To conclude this point, please think of the users and expose non-trivial internal functions that may be useful to anyone. Stick them in
.Internal
with no guarantees, mark them INLINE if you’re relying on it, just let us use them.I’m still going to get access to internals if I want to. Please don’t make me do the extra work.
If I need the internals and they are not expose, here are my options.
- Clone the package, hack the source to expose what I need, use it.
- Ask author to do it. Wait and hope they do it and quick. In meantime, I’m probably forced to do a fork anyway.
- Don’t do anything but simply use existing API. Cry over performance you’re losing while the code you need to go omgfast is right there.
- If the function is small and self-contained, copy and paste all the code needed to make it work. Often not an option unless you want to copy whole package because likelyhood is that internals that you need are also not expose. This is basically a less drastic fork if you’re lucky, a full fork if you’re not. Downside is that it’s now your code to live with.

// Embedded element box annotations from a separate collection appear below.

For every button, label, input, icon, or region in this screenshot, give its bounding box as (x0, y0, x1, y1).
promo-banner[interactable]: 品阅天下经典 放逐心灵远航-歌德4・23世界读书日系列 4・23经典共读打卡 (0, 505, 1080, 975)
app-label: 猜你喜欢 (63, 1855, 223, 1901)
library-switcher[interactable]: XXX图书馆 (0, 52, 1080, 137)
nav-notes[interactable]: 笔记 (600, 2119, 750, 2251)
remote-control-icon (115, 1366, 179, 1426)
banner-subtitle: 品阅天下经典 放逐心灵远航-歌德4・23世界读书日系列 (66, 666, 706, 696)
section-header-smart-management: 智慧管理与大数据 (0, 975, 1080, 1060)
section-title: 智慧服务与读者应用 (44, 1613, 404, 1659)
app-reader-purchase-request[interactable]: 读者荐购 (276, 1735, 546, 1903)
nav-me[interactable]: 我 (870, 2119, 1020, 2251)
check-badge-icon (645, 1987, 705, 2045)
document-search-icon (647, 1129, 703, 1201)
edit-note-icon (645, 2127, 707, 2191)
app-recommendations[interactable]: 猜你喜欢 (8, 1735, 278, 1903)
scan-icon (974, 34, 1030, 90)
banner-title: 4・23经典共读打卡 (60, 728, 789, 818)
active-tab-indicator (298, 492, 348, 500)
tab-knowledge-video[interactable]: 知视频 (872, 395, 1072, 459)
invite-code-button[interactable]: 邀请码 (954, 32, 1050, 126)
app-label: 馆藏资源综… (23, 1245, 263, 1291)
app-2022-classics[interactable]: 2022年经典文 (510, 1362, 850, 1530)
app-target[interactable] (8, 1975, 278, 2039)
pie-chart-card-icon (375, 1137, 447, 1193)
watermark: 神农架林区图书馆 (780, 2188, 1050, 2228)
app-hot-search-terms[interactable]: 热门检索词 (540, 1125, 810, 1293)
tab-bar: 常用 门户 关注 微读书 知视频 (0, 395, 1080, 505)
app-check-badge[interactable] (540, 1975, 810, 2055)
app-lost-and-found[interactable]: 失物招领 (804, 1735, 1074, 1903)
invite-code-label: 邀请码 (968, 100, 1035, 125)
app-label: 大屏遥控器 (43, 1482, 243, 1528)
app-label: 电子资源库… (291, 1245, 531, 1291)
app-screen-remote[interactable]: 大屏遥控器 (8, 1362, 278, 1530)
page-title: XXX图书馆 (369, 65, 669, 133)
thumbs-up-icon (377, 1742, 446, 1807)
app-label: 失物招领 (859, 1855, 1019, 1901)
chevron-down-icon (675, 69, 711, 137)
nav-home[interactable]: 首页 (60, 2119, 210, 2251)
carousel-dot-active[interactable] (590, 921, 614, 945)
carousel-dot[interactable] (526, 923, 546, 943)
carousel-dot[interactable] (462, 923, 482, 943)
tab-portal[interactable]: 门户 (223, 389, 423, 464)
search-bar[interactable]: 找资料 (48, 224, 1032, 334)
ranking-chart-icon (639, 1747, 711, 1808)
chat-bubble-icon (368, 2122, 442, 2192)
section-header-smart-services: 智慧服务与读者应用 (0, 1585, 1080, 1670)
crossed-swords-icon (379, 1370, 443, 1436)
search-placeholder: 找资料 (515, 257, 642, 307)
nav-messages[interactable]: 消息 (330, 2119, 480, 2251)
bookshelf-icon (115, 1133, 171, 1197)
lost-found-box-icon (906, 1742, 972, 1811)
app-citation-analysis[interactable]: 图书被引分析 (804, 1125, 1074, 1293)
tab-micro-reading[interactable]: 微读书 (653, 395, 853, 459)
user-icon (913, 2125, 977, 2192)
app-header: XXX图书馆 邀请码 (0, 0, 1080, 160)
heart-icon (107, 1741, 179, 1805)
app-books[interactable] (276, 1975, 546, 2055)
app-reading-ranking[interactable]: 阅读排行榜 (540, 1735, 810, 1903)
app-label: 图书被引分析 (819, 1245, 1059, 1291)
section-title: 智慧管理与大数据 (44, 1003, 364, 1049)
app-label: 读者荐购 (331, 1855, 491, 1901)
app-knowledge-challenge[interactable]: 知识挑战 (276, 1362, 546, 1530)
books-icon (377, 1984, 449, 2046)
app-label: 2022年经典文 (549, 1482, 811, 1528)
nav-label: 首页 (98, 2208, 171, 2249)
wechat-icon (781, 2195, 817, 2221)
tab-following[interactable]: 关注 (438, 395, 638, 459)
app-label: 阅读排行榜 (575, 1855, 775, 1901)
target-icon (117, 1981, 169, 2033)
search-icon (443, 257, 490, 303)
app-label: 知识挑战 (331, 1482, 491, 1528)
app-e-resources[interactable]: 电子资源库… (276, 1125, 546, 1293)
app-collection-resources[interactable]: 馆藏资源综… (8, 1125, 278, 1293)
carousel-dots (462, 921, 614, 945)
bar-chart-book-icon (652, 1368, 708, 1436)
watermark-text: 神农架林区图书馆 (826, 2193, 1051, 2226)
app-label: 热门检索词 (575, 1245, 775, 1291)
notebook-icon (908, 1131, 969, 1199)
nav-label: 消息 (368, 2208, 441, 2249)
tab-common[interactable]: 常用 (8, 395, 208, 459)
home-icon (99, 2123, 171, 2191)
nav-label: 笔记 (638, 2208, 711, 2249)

- You could also complain to author that the library API is not good enough and it should do the thing you want it to do. Sometimes you may even be right! More often than not, if you’re looking for internals, it probably doesn’t belong in the API to start with and redesigning the library to include your usecase is unreasonable/impossible/not cost effective.
It’s better for everyone if I can access internals. I’m happy because I get to do what I want. The author is happy because I’m not bothering him on the issue tracker and I’m talking about how fast and awesome and accessible the library is.
I want to use your library right now but it’s doing something poorly.
This usually warrants a fork/pull request anyway but sometimes it really may be the case that a library is doing mostly what I want but some things are poorly designed or implemented. I could workaround this on the spot and send a pull request later but if you’re not exposing internals then I’m out of luck. Either I am forced to fork it or use another library. If short on time and alternative exists, latter sounds like a better option even if the original library is much nicer in general.
About Haddock for .Internal modules.
A side-point I want to mention is something that few packages like to do that I really hate. Let’s use bytestring
as an example. Let’s look at the main page for the package. .Internal
modules appear but have no documentation! Indeed often you can’t even tell that the package exposes internals. Sometimes these modules are even documented but a Haddock pragma is used to hide them.
Please stop doing this. It’s just a massive inconvenience. I have to first look through the cabal file to check what modules are really exposed. Then I have to source dive to see what functions are available. I have to check which are actually exported. You as an author lose the opportunity to plaster with massive letters at the top of the module that this is an internal module with no guarantees.
If you don’t want to document your .Internal module that’s up to you but at the very least don’t make me look through source every time I want to check something. “You’re forced to looked at source so you have to see what the functions are actually doing” is not a good argument. I probably already did and you’re not giving me any guarantees for the module anyway so there’s no need to make it a pain to actually use it.
Conclusion
Next time you release a library, please consider exposing internals one way or another. You can keep your usual hidden module hierarchy if you want, just make a kitchen-sink module that re-exports those. Exposing typeclasses that nearly do what one might want but not quite and not exposing the implementations also doesn’t count. If your implementation looks like
expose someFuncImpl
.
Last remark is that I am not against hidden modules. I am against using them to hide useful code. You can still use hidden modules for organising your project in a way you find convenient but I would very much appreciate it if you could expose all that useful code through some means in the end.